Dass die Risiko-Assets quasi aus dem Stand gleich zu Beginn und auch noch derart drastisch absacken, hat niemand vorausgesagt. Aktien und Rohstoffe sind in den freien Fall übergegangen, Unternehmensanleihen, ob Investment Grade oder High Yield, verzeichnen starke Spread-Ausweitungen. Erschrecken war auch, dass nach dem südafrikanischen Rand mit dem Rubel nun schon die zweite Schwellenländerwährung in diesem Jahr einen „Flash Crash“ erlitten hat. Um bis zu 4,5% auf ein Rekordtief von 86 Rubel pro Dollar stürzte die russische Währung am Donnerstag ab, und auch in diesem Fall gab es keine richtig zufriedenstellende Erklärung für den Vorfall.

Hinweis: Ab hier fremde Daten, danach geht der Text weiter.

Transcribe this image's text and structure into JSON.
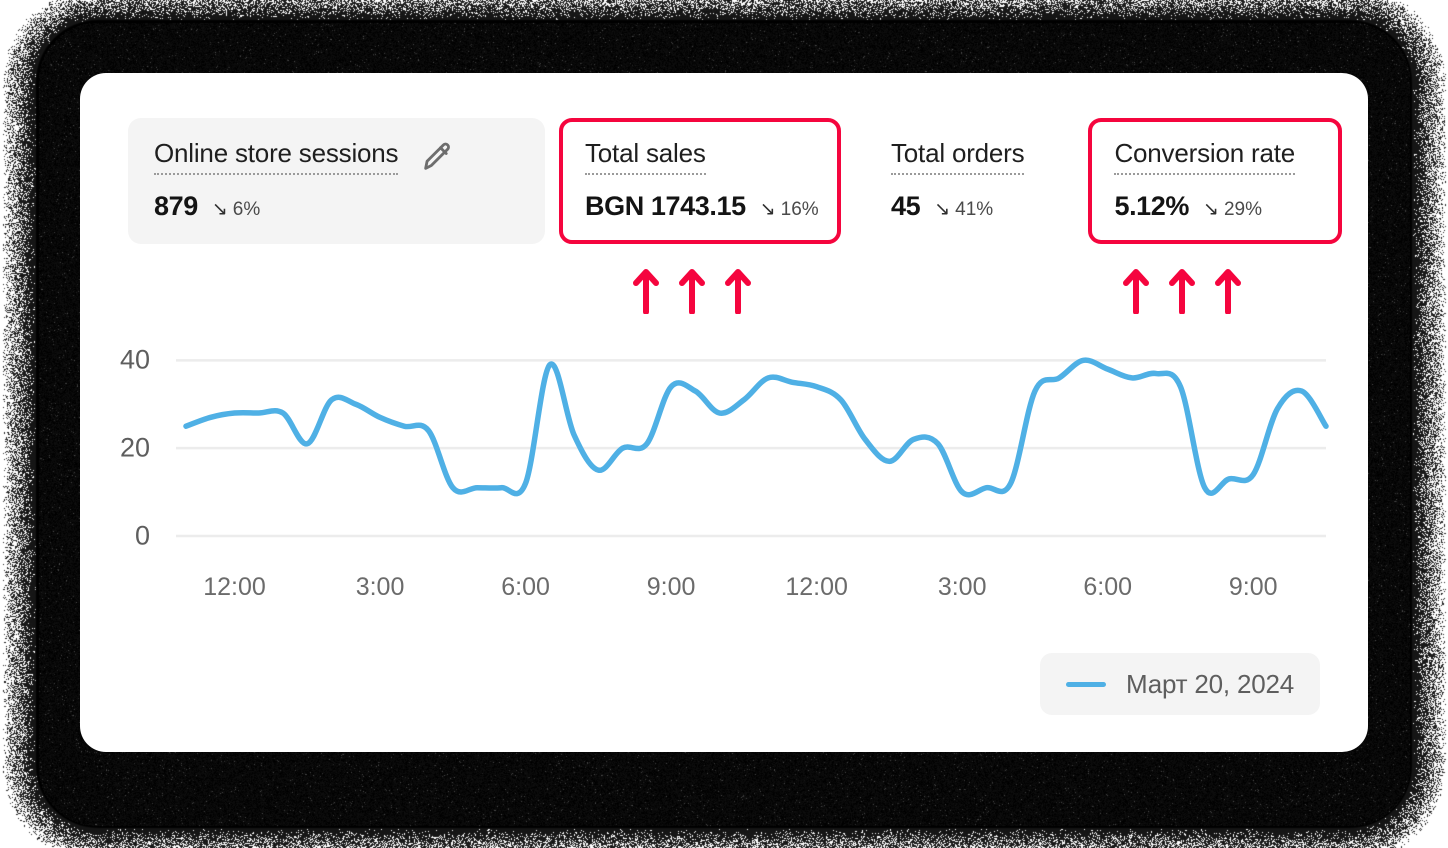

Die Stimmung lässt sich nur noch mit Angst zutreffend beschreiben. An den Märkten grassiert die Sorge vor einer weltweiten Rezession, vor einer neuen Krise im Stile des Lehman-Desasters. Geschürt wird dies von vielen Faktoren, die teilweise schon seit langem verunsichern. Die Verlangsamung des Wachstums in China, der Druck auf die Schwellenländer insgesamt, steigende Ausfallrisiken, der Verfall der Rohstoffpreise und dabei insbesondere der Ölnotierungen, die gesunkene Liquidität, die einen großen Marktunfall befürchten lässt – die Liste der Themen, mit denen sich Alpträume gestalten lassen, ist lang. Erschwerend kommt hinzu, dass der globale Bullenmarkt bereits recht betagt ist und sich auch der Konjunkturzyklus in den USA in einem fortgeschrittenen Stadium befindet. Ausgerechnet in einer Phase, in der über kurz oder lang eine Rezession in den Vereinigten Staaten beginnen könnte und zudem die Gewinne der US-Unternehmen bereits seit geraumer Zeit sinken, hat nun auch noch die Fed einen Zinserhöhungszyklus gestartet.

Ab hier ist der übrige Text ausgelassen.